O godzinie 00:07 Alexander Grant otworzył drzwi swojej rezydencji w Beverly Hills.
Miliarder i potentat na rynku nieruchomości, znany był z eleganckich garniturów, luksusowych samochodów i bezwzględnych interesów. Zazwyczaj cisza panująca w domu działała na niego kojąco, ale dziś wieczorem czuł się inaczej.
Na korytarzu, z pokoju dziecięcego, dobiegała nikła poświata. Zmarszczył brwi – jego sześcioletnie bliźniaki, Emma i Ethan, miały ściśle ustalone godziny kładzenia się spać. Ich pokojówka, Rosa Alvarez, zazwyczaj była pilna.
Otworzywszy drzwi, Alexander zamarł.
Na podłodze rozłożony był koc. Rosa leżała skulona między śpiącymi bliźniakami. Dłoń Emmy spoczywała na jej ramieniu, a Ethan wtulił się w jej ramię. Cała trójka oddychała cicho, jak mała rodzina.

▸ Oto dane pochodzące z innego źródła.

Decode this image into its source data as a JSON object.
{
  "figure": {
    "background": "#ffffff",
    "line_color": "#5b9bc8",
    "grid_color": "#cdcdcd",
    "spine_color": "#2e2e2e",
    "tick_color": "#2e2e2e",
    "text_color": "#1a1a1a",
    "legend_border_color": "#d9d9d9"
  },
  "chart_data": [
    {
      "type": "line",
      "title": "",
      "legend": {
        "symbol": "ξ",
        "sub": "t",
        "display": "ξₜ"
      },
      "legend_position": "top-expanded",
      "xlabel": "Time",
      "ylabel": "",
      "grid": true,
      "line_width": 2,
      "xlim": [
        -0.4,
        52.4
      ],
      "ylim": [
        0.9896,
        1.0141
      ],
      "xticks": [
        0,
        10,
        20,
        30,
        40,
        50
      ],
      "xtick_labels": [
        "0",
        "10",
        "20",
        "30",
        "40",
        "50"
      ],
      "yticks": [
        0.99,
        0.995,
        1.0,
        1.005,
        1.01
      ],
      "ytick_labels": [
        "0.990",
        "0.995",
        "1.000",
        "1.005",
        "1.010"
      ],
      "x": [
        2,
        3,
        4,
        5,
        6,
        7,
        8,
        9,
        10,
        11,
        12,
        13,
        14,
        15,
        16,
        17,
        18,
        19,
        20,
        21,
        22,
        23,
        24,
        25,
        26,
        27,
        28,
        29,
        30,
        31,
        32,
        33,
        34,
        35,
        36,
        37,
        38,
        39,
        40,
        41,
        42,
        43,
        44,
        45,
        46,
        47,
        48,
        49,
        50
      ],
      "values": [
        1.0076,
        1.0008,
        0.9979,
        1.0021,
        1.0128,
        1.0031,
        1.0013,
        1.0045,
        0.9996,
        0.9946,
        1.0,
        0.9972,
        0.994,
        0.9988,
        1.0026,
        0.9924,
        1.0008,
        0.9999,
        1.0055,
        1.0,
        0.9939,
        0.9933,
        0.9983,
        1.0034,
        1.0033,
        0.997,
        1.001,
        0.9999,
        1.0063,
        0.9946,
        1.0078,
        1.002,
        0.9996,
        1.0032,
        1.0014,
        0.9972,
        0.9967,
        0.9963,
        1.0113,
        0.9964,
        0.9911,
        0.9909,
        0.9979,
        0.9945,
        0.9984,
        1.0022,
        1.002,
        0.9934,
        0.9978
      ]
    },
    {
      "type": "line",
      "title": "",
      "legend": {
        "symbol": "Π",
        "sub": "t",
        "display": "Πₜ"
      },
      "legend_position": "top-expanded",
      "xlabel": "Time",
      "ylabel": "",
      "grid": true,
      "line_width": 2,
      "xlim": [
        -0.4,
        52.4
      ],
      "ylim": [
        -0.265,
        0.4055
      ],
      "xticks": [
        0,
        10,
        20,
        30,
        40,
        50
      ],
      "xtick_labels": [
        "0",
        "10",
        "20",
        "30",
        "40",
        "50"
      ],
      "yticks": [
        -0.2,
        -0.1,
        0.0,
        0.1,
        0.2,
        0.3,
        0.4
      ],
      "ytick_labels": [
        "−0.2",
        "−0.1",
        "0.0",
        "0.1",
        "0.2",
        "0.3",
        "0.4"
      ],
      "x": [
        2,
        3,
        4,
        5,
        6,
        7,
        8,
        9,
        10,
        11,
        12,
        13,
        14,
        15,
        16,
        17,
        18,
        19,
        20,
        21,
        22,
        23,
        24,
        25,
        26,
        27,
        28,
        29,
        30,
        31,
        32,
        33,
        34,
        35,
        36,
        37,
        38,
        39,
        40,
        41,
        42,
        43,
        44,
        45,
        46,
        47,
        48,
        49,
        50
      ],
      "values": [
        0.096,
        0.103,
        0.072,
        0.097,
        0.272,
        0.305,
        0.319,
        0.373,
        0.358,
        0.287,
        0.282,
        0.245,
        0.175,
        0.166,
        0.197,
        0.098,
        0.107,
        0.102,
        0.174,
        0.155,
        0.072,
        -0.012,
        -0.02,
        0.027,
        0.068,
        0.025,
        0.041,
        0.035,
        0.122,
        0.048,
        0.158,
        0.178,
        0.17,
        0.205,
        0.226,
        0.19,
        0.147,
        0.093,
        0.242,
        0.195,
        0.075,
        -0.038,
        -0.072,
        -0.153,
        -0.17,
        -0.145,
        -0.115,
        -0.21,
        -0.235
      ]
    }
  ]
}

Narastał w nim gniew – jak ona śmie kłamać z jego dziećmi? Ale potem zauważył ich spokój, ich bezpieczeństwo. Jego dzieci, zazwyczaj niespokojne z powodu opiekunów, wyglądały na całkowicie zadowolone.
Po raz pierwszy od lat coś w nim drgnęło. Od śmierci żony trzy lata wcześniej Aleksander pogrążył się w pracy, wmawiając sobie, że pieniądze mogą zastąpić jego obecność.